Proposition.  In general, if an action (1) has a quasi-symmetry, then the EOM (2) must have a symmetry (wrt. the same transformation), cf. e.g. this Phys.SE post.
Examples:

*

*One example is the Maxwell Lagrangian density (in vacuum without the $J^{\mu}A_{\mu}$ source term)
$${\cal L} ~=~ -\frac{1}{4}F_{\mu\nu}F^{\mu\nu}~=~\frac{1}{2}(\vec{E}^2-\vec{B}^2), \tag{1.1}$$
which doesn't have electromagnetic $SO(2,\mathbb{R})$ duality symmetry
$$(\vec{E}, \vec{B})\quad \longrightarrow \quad(\vec{E}\cos\theta - \vec{B}\sin\theta, \vec{B}\cos\theta + \vec{E}\sin\theta),\tag{1.2}$$
while the Euler-Lagrange equations (the Maxwell's equations in vacuum) are symmetric under electromagnetic duality.


*Another example is a non-relativistic free point particle where the Lagrangian
$$L~=~\frac{1}{2}m\dot{q}^2\tag{2.1}$$
is not invariant
under the Galilean symmetry
$$\dot{q}\quad \longrightarrow \quad\dot{q}+v,\tag{2.2}$$
nor the dilation/scale symmetry
$$ q \quad \longrightarrow \quad \lambda q,\tag{2.3}$$
but the EOM
$$\ddot{q}~=~0\tag{2.4}$$
is invariant. In the case of the Galilean symmetry (2.2), the Lagrangian changes by a total
time derivative
$$ L \quad \longrightarrow \quad L +mv\frac{d}{dt}\left( q +\frac{vt}{2}\right).\tag{2.5}$$
See also this Phys.SE post. Thus (2.2) is actually an example of a quasi-symmetry of the action. [It is an instructive exercise to derive the corresponding Noether charge $Q$. At the infinitesimal level, the Galilean transformation (2.2) reads
$$\begin{align} \delta \dot{q}~=~&\delta v~=~\varepsilon, \qquad \delta q~=~\varepsilon t,\cr \delta L ~=~& \varepsilon\frac{df}{dt}, \qquad f ~:=~mq. \end{align}\tag{2.6}$$
The bare Noether charge is
$$ Q^0~=~t \frac{\partial L}{\partial \dot{q}}~=~t m\dot{q},  \tag{2.7}$$
while the full Noether charge is
$$ Q~=~Q^0-f~=~m(\dot{q}t-q),\tag{2.8}$$
which is conserved on-shell, cf. Noether's Theorem. The (non-relativistic) Galilean boosts generator (2.8) should be compared to the (relativistic) Lorentz boosts generators $tP-xE$ in relativistic theories, cf. e.g. this Phys.SE post.]

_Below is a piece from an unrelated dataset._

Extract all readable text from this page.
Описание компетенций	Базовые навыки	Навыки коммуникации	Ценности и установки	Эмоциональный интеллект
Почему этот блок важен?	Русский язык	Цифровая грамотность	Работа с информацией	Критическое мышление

*The dilation/scale transformation
$$ q \quad \longrightarrow \quad \lambda q,\tag{3.1} $$
is not a quasi-symmetry of the Lagrangian action
$$  S[q]~= ~\int\! dt ~L, \qquad L ~=~\frac{m}{2}\dot{q}^2- \frac{k}{2}q^2, \tag{3.2}$$
for the simple harmonic oscillator (SHO), but it is a symmetry of the EOM
$$ m\ddot{q}~=~-kq. \tag{3.3}$$


*The dilation/scale transformation
$$ q \quad \longrightarrow \quad \lambda q, \qquad  p \quad \longrightarrow \quad \lambda p, \tag{4.1}$$
is not a quasi-symmetry of the Hamiltonian action
$$\begin{align}  S_H[q,p]~= ~&\int\! dt ~L_H, \qquad L_H ~=~p\dot{q}-H, \cr H ~=~&\frac{p^2}{2m}+ \frac{k}{2}q^2,\end{align} \tag{4.2}$$
for the SHO, but it is a symmetry of Hamilton's EOM
$$ p~=~m\dot{q} , \qquad \dot{p}~=~-kq. \tag{4.3}$$


*The EOM of the SHO
$$  m\ddot{q}~=~-kq \tag{5.1}$$
is not invariant under the temporal symmetry
$$ t \quad \longrightarrow \quad \lambda t,\qquad \lambda~\neq~\pm 1,\tag{5.2}$$
but the trivial solution $q=0$ is.
--
$^1$ Note that in the main part of this answer the transformation acts only on the field variables $\phi^{\alpha}(x)$ and possibly the space-time point $x^{\mu}$, which is the type of transformation relevant for Noether's theorem. We are not considering a transformation of other objects (such as parameters) per se.
Example of the latter: A transformation of the Lagrangian density $${\cal L} \longrightarrow \lambda {\cal L},\qquad  \lambda~\neq~ 1,\tag{6.1}$$
is not a quasi-symmetry of the Lagrangian density, but it is a symmetry of the EL equations.
$^2$ Here the word off-shell indicates that the EOM are not assumed to hold under the specific transformation. In case of continuous transformations, if we assume the EOM to hold, then any infinitesimal variation of the action is trivially a boundary integral.